Chulalongkorn University defends shrine demolition for new condos

PHOTO: Asia Travel Routes

Bangkok’s Chulalongkorn University is defending its plan to demolish a historic Thai-Chinese shrine on its grounds to clear the land for high-rise buildings with condominiums and dormitories. A statement from the university’s estate office says the Chao Mae Tabtim Saphan Luang Shrine will be rebuilt at a new location close to the original site within 6 months, with a re-opening date in December. The schools says the reconstruction “will respect the shrine’s traditional architecture and spiritual connection with the community”.

“The project being looked after by preservation-minded architects and engineers with a proven track record. It takes into consideration both contemporary designs and its original structure, as well as proper feng shui decisions made by an expert.”

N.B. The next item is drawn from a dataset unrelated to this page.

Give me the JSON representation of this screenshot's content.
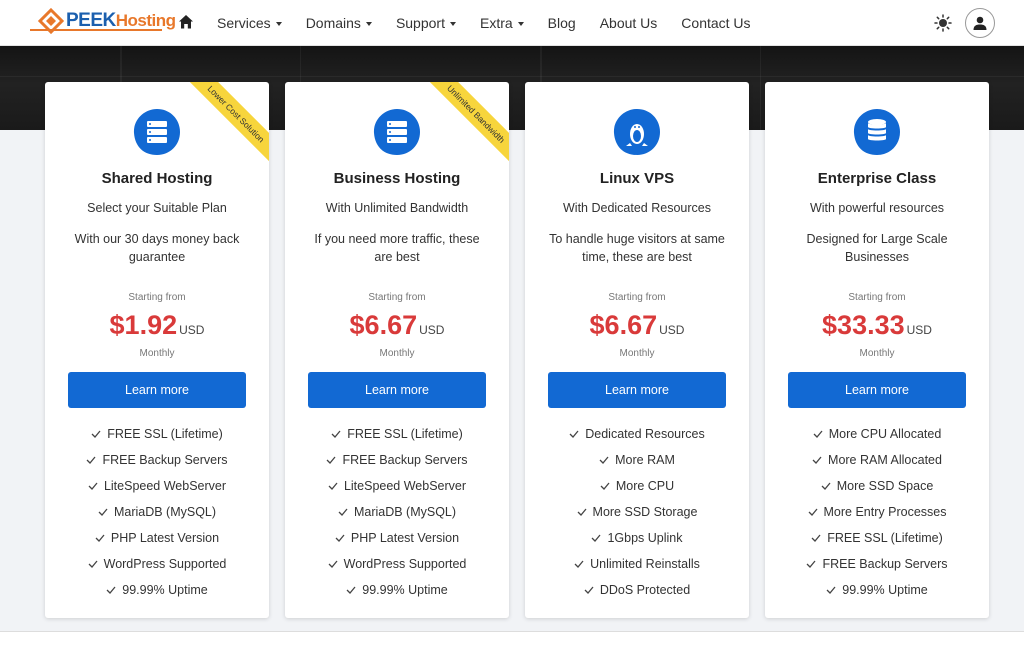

The new shrine, meant to be built close to the university’s park, will be environmentally friendly, with incense sticks replaced by electric replicas to reduce air pollution. A new incinerator will reduce smoke when burning gold and silver papers for ancestral worship.

The shrine will be replaced by 3 new buildings including apartments for rent, condominiums and dormitory rooms totaling 1,803 units, according to the university. The decision to demolish the shrine, whose history goes back at least a century, was met with protests from the local community and activists, who accuse the university of prioritising profits over heritage.

The current shrine caretaker Penprapah “Nok” Suansom, pledges to confront the demolition process, which is planned for Monday. The new shrine will not have a living space for her and her family, but university officials say she’s been offered discounted accommodation nearby, which she refused.

Student activist Netiwit Chotiphatphaisal is leading a protest against the relocation plan, saying old buildings in Chulalongkorn’s neighbourhood and new high-rises can coexist side by side, citing examples in Singapore and Hong Kong.

The university counters that the shrines original artwork will be preserved for future generations in the relocation. For instance, major plaster facades that contain bas relief from the old shrine which are around 60 years old will be extracted, restored and installed at the new shrine. Chinese scripts will be translated into Thai and placed on display.

A feng shui master was also consulted in choosing the new location, which will face the auspicious eastern direction, the statement claims.

“This is a creation for the society, community and for a better and more sustainable way of life.”